“Quei gradini, dal 1900”
Quando sali quei gradini. Senti i rumori aumentare come il battito del tuo cuore.
Si apre davanti a te quello spettacolo unico. E ti fermi un attimo ad osservare quel prato verde per poi passare dalle tribune alle curve. Come per tranquillizzarti, essere rassicurato che sta tutto a posto. Tutto al proprio posto. Un rito. Un rituale che si ripropone ogni volta che sali quei gradini che prima erano gradoni. La prima volta.

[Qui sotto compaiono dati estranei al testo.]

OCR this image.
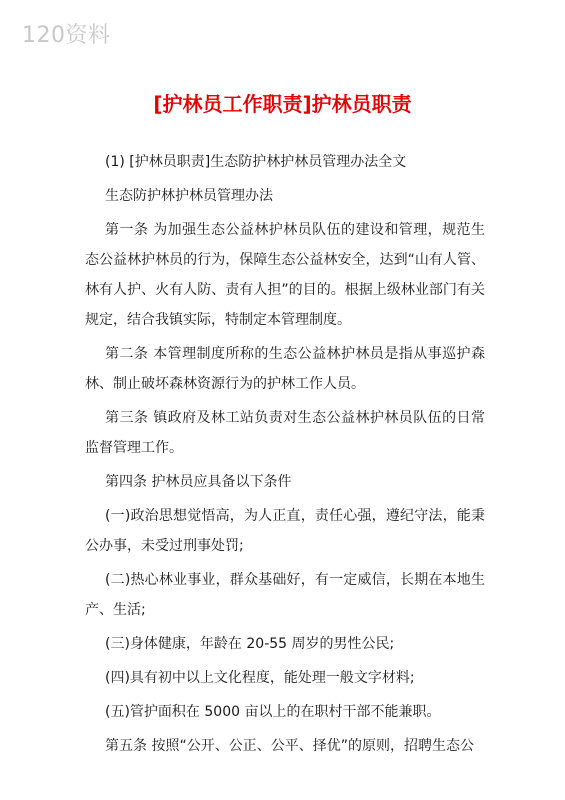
120资料
[护林员工作职责]护林员职责

(1) [护林员职责]生态防护林护林员管理办法全文

生态防护林护林员管理办法

第一条 为加强生态公益林护林员队伍的建设和管理，规范生态公益林护林员的行为，保障生态公益林安全，达到“山有人管、林有人护、火有人防、责有人担”的目的。根据上级林业部门有关规定，结合我镇实际，特制定本管理制度。

第二条 本管理制度所称的生态公益林护林员是指从事巡护森林、制止破坏森林资源行为的护林工作人员。

第三条 镇政府及林工站负责对生态公益林护林员队伍的日常监督管理工作。

第四条 护林员应具备以下条件

(一)政治思想觉悟高，为人正直，责任心强，遵纪守法，能秉公办事，未受过刑事处罚;

(二)热心林业事业，群众基础好，有一定威信，长期在本地生产、生活;

(三)身体健康，年龄在 20-55 周岁的男性公民;

(四)具有初中以上文化程度，能处理一般文字材料;

(五)管护面积在 5000 亩以上的在职村干部不能兼职。

第五条 按照“公开、公正、公平、择优”的原则，招聘生态公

La nascita, il simbolo, i colori. Una data che dimostra con la sua rotondità l’impossibilità di essere dimenticata. Un simbolo imperiale dominante dove il cielo si mescola con la solitudine ed il silenzio. I colori che ricordano trame antiche e percorsi della Storia. L’orgoglio della minoranza. Nelle scuole, sui posti di lavoro, nei bar. Ci siamo temprati nella differenza, nell’essere di meno, nella sopravvivenza ritenendoci unici. Una razza a parte. Diversi. Diversi da tutti e da tutto. Laziali. Una parola, uno stile di vita che abbiamo tramandato alle generazioni future come un passaggio di reliquie, di segreti, di emozioni da custodire gelosamente. Ma uniti come un Popolo. Compatti dietro ad un vessillo che sventola nella nostra anima e nel nostro cuore. E marceremo attaccati a difesa della nostra Storia nutrendoci del Passato scritto da coloro che non ci sono più. Coloro che ci osservano sorridendo tra le nuvole bianche e celesti. Una tribuna tra le onde di un mare calmo. Sciarpa e cappello. Laziali del Passato e Laziali del Presente. Tanti auguri Laziali.